Author: Andrew Leung, DO, MA
Co Author #1: Kaleigh Suhs, D.O.
Senior Editor: Rahul Kapur, MD
Editor: Amanda Phillips, MD, MPH
Patient Presentation:
A 27-year-old female with no significant past medical history presented with a 5-month history of intermittent right shoulder pain without inciting trauma.
History:
Her pain was isolated to the anterior aspect of her right shoulder and worsened with overhead motions and sleeping on the shoulder. Her pain restricted her range of motion. She previously performed yoga for exercise but stopped 3 months prior. Her only treatment was occasional
non-steroidal anti-inflammatory use. She denied a history of similar symptoms of shoulder pain or other joints. She denied recent signs of infection or family history of rheumatoid arthritis, systemic lupus
erythematosus, or gout. She worked a low-demand sedentary desk job at an advertising agency. Initially she was prescribed a course of scheduled non-steroidal anti-inflammatory medication and referred to physical therapy.

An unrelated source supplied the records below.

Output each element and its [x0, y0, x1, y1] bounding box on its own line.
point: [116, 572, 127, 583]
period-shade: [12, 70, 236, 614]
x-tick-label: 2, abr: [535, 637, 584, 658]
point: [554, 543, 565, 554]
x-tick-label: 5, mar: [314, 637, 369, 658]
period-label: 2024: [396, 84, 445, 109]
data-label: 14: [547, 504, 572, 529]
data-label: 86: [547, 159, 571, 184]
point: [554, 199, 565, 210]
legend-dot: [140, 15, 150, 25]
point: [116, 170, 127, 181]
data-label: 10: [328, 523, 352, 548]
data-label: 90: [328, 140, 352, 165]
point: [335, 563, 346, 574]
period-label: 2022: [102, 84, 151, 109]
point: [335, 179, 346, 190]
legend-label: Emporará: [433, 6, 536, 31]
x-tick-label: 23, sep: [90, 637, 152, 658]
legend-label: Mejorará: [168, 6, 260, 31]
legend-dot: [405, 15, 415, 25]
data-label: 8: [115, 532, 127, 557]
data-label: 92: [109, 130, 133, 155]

At her 6-week follow-up, she noted initial improvement which regressed. At that time, she noted
increased pain, decreased range of motion, and new-onset shoulder weakness.
Physical Exam:
Right shoulder: No overlying erythema or ecchymosis. She exhibited mild tenderness along her right anterior shoulder around the proximal long head of biceps tendon. No definitive
deformity of biceps muscle with resisted forward flexion and abduction of the right shoulder. Her active range of motion was severely reduced in all planes. Rotator cuff strength 4+/5. Significant weakness
was noted with biceps activation. Positive special tests include Hawkins, Neer, Yergason, Speed's.
Jobe: No active abduction due to pain/weakness. She was alert and oriented to person/place/time.
No acute respiratory distress. Her pupils were equal, round, reactive to light and accommodation,and extraocular muscles were intact. The remainder of her skin is warm and dry with no rashes noted. Her affect and behavior were appropriate.